Senate Democrats are still weighing their options for a path forward. Jen Psaki, the White House press secretary, told reporters on Wednesday that the White House did not want to keep prolonging things with an extension. “We don’t need to go through a cumbersome process that every day brings additional risks,” Ms. Psaki said.
Asked why the White House does not support a short-term debt ceiling increase that could, at least temporarily, calm financial markets, Ms. Psaki replied, “Why not just get it done now?” She said Mr. Biden and Mr. McConnell had not yet spoken about the debt limit.
The budget process of reconciliation would most likely involve two marathons of politically charged votes that Mr. Biden has predicted would be “fraught with all kinds of potential danger for miscalculation.” Democrats say there is no guarantee that Republicans wouldn’t drag those votes out to inflict procedural and political discomfort.
Understand the U.S. Debt Ceiling
What is the debt ceiling? The debt ceiling, also called the debt limit, is a cap on the total amount of money that the federal government is authorized to borrow via U.S. Treasury bills and savings bonds to fulfill its financial obligations. Because the U.S. runs budget deficits, it must borrow huge sums of money to pay its bills.
Another option would be to change Senate rules to weaken the ability to filibuster, a proposal that has become increasingly popular in recent years as partisan gridlock has worsened.

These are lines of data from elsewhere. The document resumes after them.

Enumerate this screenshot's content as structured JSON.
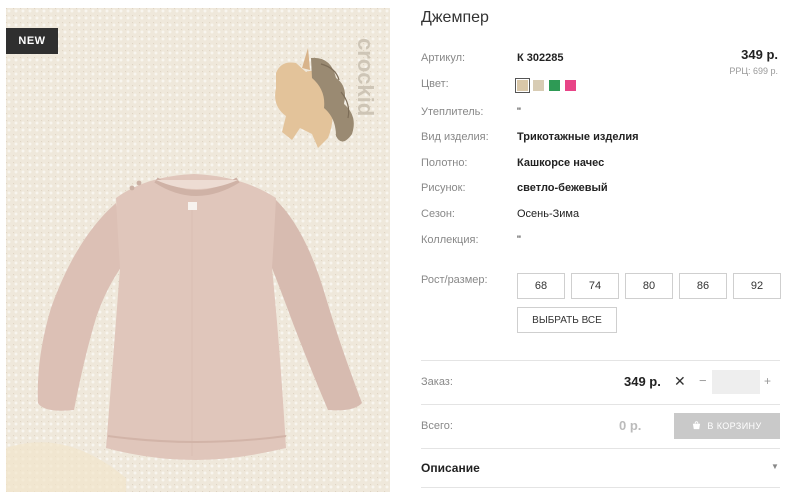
{
  "product": {
    "badge": "NEW",
    "title": "Джемпер",
    "price": "349 р.",
    "rrp": "РРЦ: 699 р."
  },
  "attributes": [
    {
      "label": "Артикул:",
      "value": "К 302285",
      "bold": true
    },
    {
      "label": "Цвет:",
      "value": "",
      "bold": false
    },
    {
      "label": "Утеплитель:",
      "value": "\"",
      "bold": false
    },
    {
      "label": "Вид изделия:",
      "value": "Трикотажные изделия",
      "bold": true
    },
    {
      "label": "Полотно:",
      "value": "Кашкорсе начес",
      "bold": true
    },
    {
      "label": "Рисунок:",
      "value": "светло-бежевый",
      "bold": true
    },
    {
      "label": "Сезон:",
      "value": "Осень-Зима",
      "bold": false
    },
    {
      "label": "Коллекция:",
      "value": "\"",
      "bold": false
    }
  ],
  "colors": [
    "#d9c7a8",
    "#d8ccb4",
    "#2e9a55",
    "#e84487"
  ],
  "sizes": {
    "label": "Рост/размер:",
    "options": [
      "68",
      "74",
      "80",
      "86",
      "92"
    ],
    "select_all": "ВЫБРАТЬ ВСЕ"
  },
  "order": {
    "label": "Заказ:",
    "price": "349 р.",
    "times": "✕",
    "minus": "−",
    "plus": "+",
    "quantity": ""
  },
  "total": {
    "label": "Всего:",
    "value": "0 р.",
    "cart_button": "В КОРЗИНУ"
  },
  "description": {
    "label": "Описание",
    "caret": "▼"
  },
  "watermark": "crockid"
}
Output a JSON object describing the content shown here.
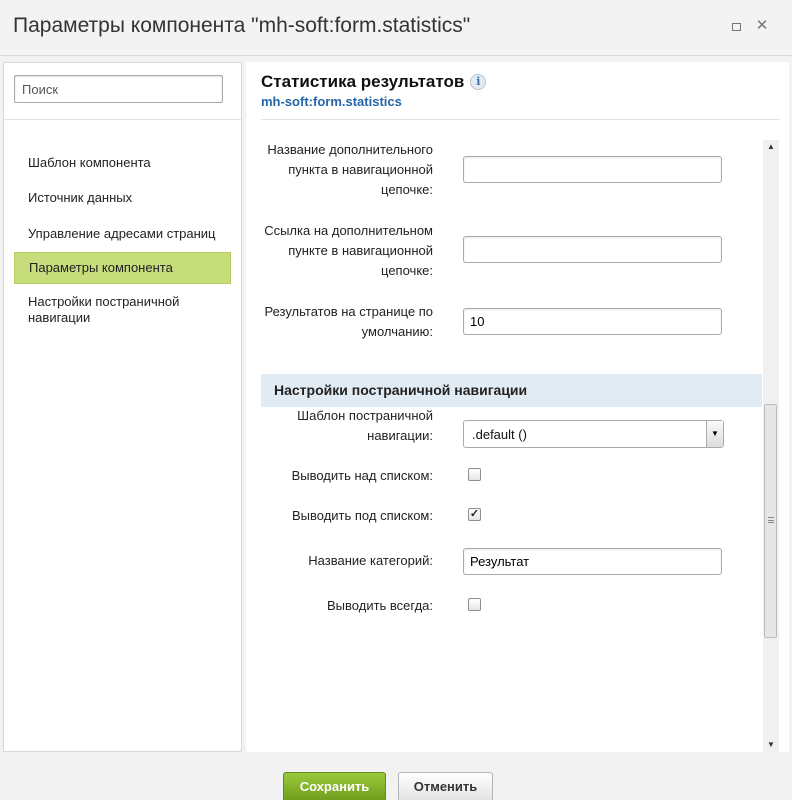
{
  "window": {
    "title": "Параметры компонента \"mh-soft:form.statistics\"",
    "maximize_icon": "maximize-icon",
    "close_icon": "close-icon",
    "close_glyph": "✕"
  },
  "sidebar": {
    "search_placeholder": "Поиск",
    "items": [
      {
        "label": "Шаблон компонента",
        "active": false
      },
      {
        "label": "Источник данных",
        "active": false
      },
      {
        "label": "Управление адресами страниц",
        "active": false
      },
      {
        "label": "Параметры компонента",
        "active": true
      },
      {
        "label": "Настройки постраничной навигации",
        "active": false
      }
    ],
    "active_color": "#c7dd7c"
  },
  "main": {
    "title": "Статистика результатов",
    "info_glyph": "i",
    "subtitle": "mh-soft:form.statistics",
    "fields": {
      "chain_item_name": {
        "label": "Название дополнительного пункта в навигационной цепочке:",
        "value": ""
      },
      "chain_item_link": {
        "label": "Ссылка на дополнительном пункте в навигационной цепочке:",
        "value": ""
      },
      "results_per_page": {
        "label": "Результатов на странице по умолчанию:",
        "value": "10"
      }
    },
    "section": {
      "title": "Настройки постраничной навигации",
      "color": "#e0ebf4"
    },
    "pager": {
      "template": {
        "label": "Шаблон постраничной навигации:",
        "value": ".default ()"
      },
      "show_top": {
        "label": "Выводить над списком:",
        "checked": false
      },
      "show_bottom": {
        "label": "Выводить под списком:",
        "checked": true
      },
      "category_title": {
        "label": "Название категорий:",
        "value": "Результат"
      },
      "show_always": {
        "label": "Выводить всегда:",
        "checked": false
      }
    }
  },
  "footer": {
    "save_label": "Сохранить",
    "cancel_label": "Отменить",
    "save_color": "#7fae27"
  }
}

Lawmakers have carved out other exceptions to the filibuster. In 2017, Senate Republicans created an exception to clear a path for Neil M. Gorsuch, President Donald J. Trump’s first Supreme Court nominee, to take the bench. In 2013, Senate Democrats did so to overcome Republican opposition to President Barack Obama’s nominees for cabinet posts and judgeships.
On Tuesday evening, Mr. Biden called that route “a real possibility.” On Wednesday, he said he wanted to explain “in plain English” what was at stake should Republicans remain unmoved.
“The Democrats are willing to step up and stop this economic catastrophe if Senate Republicans will just get out of the way,” Mr. Biden said. “It’s not right, and it’s dangerous.”
Mr. McConnell said passing the extension would “moot Democrats’ excuses about the time crunch they created,” allowing them to proceed via reconciliation. “A more traditional bipartisan governing conversation could be possible” if they abandon plans for giant spending bills, he said.